Bulk delete sample

michaelraney · michaelraney · commit 0f7f581b10ec · 2025-01-10T10:58:03.000-05:00
bulk delete example for truncate and custom ttl.
diff --git a/scala/datastax-v4/aws-glue/bulk-delete/README.md b/scala/datastax-v4/aws-glue/bulk-delete/README.md
@@ -0,0 +1,85 @@
+## Glue Bulk Delete Example
+This example provides scala script for bulk delete for data in Amazon Keyspaces using AWS Glue. This allows you to bulk delete or truncate a table from Amazon Keyspaces without setting up a spark cluster.
+
+## Prerequisites
+* Setup Spark Cassandra connector using provided [setup script](../)
+
+### Setup Bulk delete
+The following script sets up AWS Glue job to bulk delete from a Keyspaces table. The script takes the following parameters 
+* PARENT_STACK_NAME is the stack name used to create the spark cassandra connector with Glue. [setup script](../)
+* DELETE_STACK_NAME is the stack name used to create glue job. 

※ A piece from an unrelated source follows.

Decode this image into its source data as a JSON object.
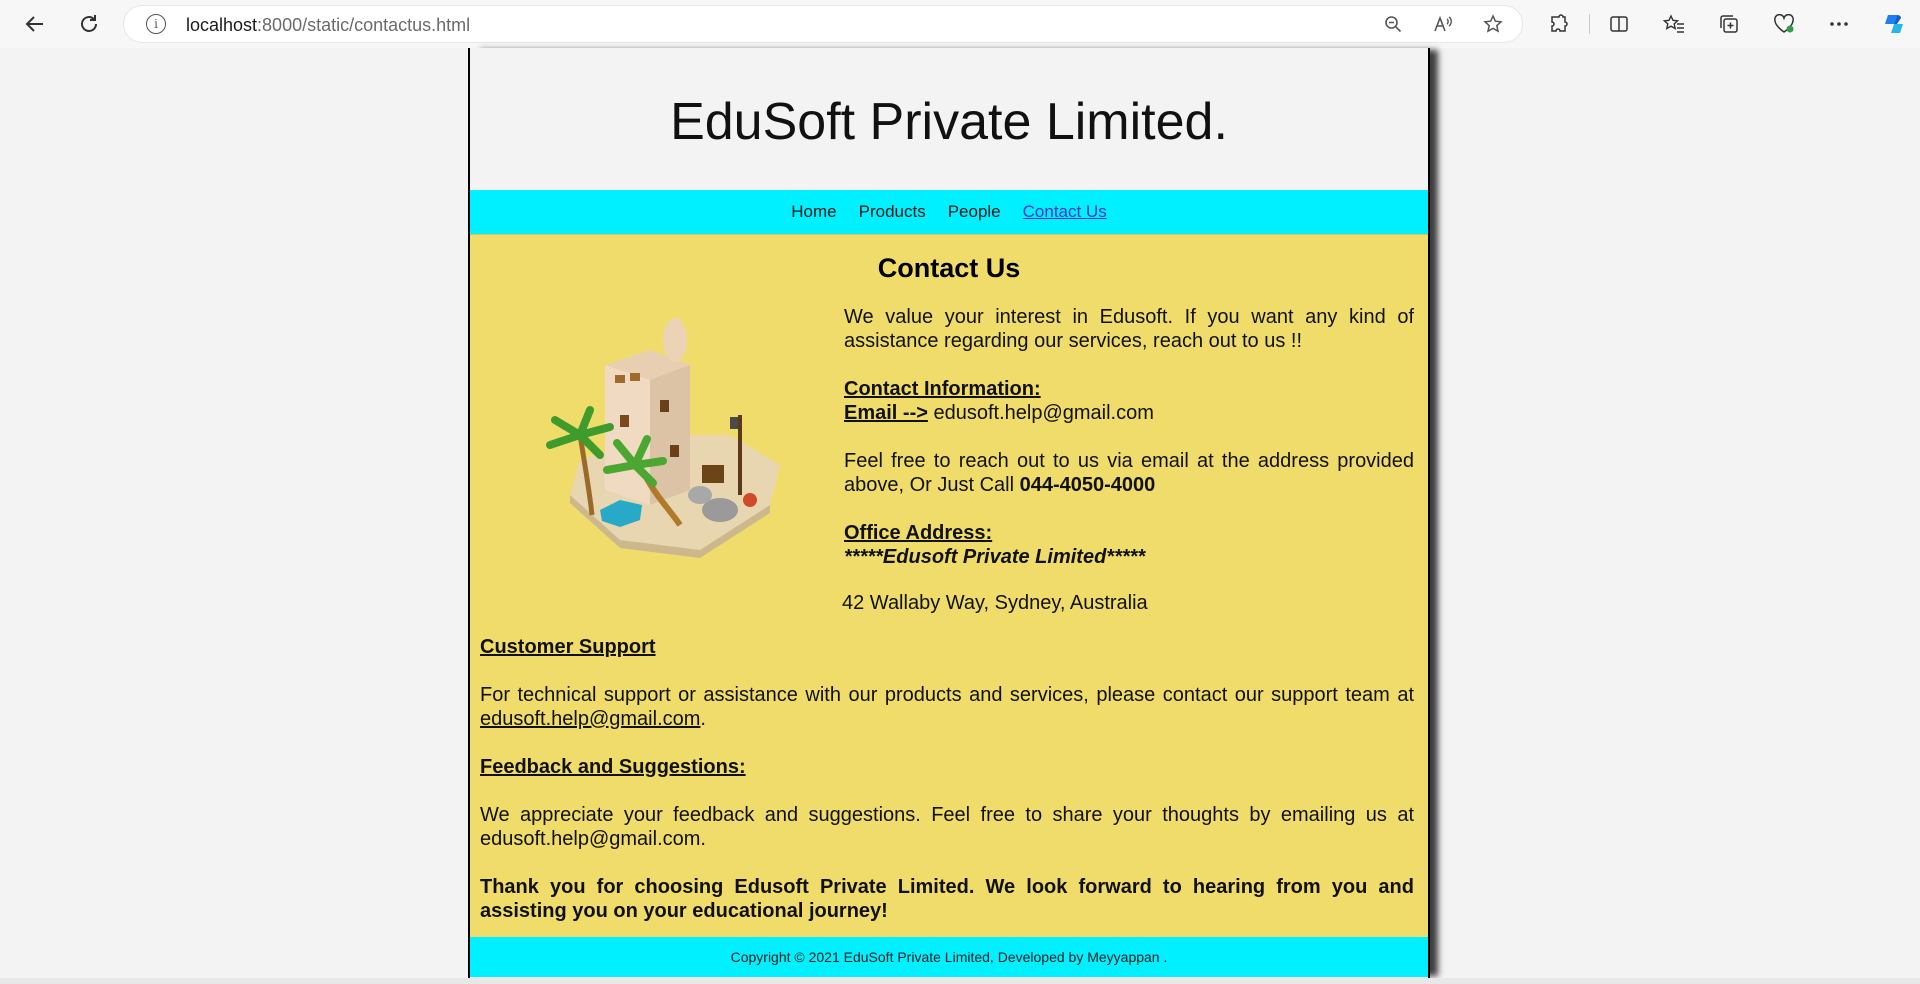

+* KEYSPACE_NAME and TABLE_NAME Keyspaces and table is the fully qualified name of the table you wish to bulk delete from.
+* S3URI is the S3 uri where the deleted records will be stored. By default it will use the s3 bucket from the parent stack. 
+* FORMAT can be json, csv, or parquet. parquet is recommended for ease of use with data loading, transformations, and using exports with Athena. default is parquet. 
+* DISTINCT_KEYS comma seperated list of keys to perform deletes. If left blank, deletes will be made by primary key. If only some keys are specified, the job will perform range deletes. Range deletes in keyspaces can delete up to 1000 rows.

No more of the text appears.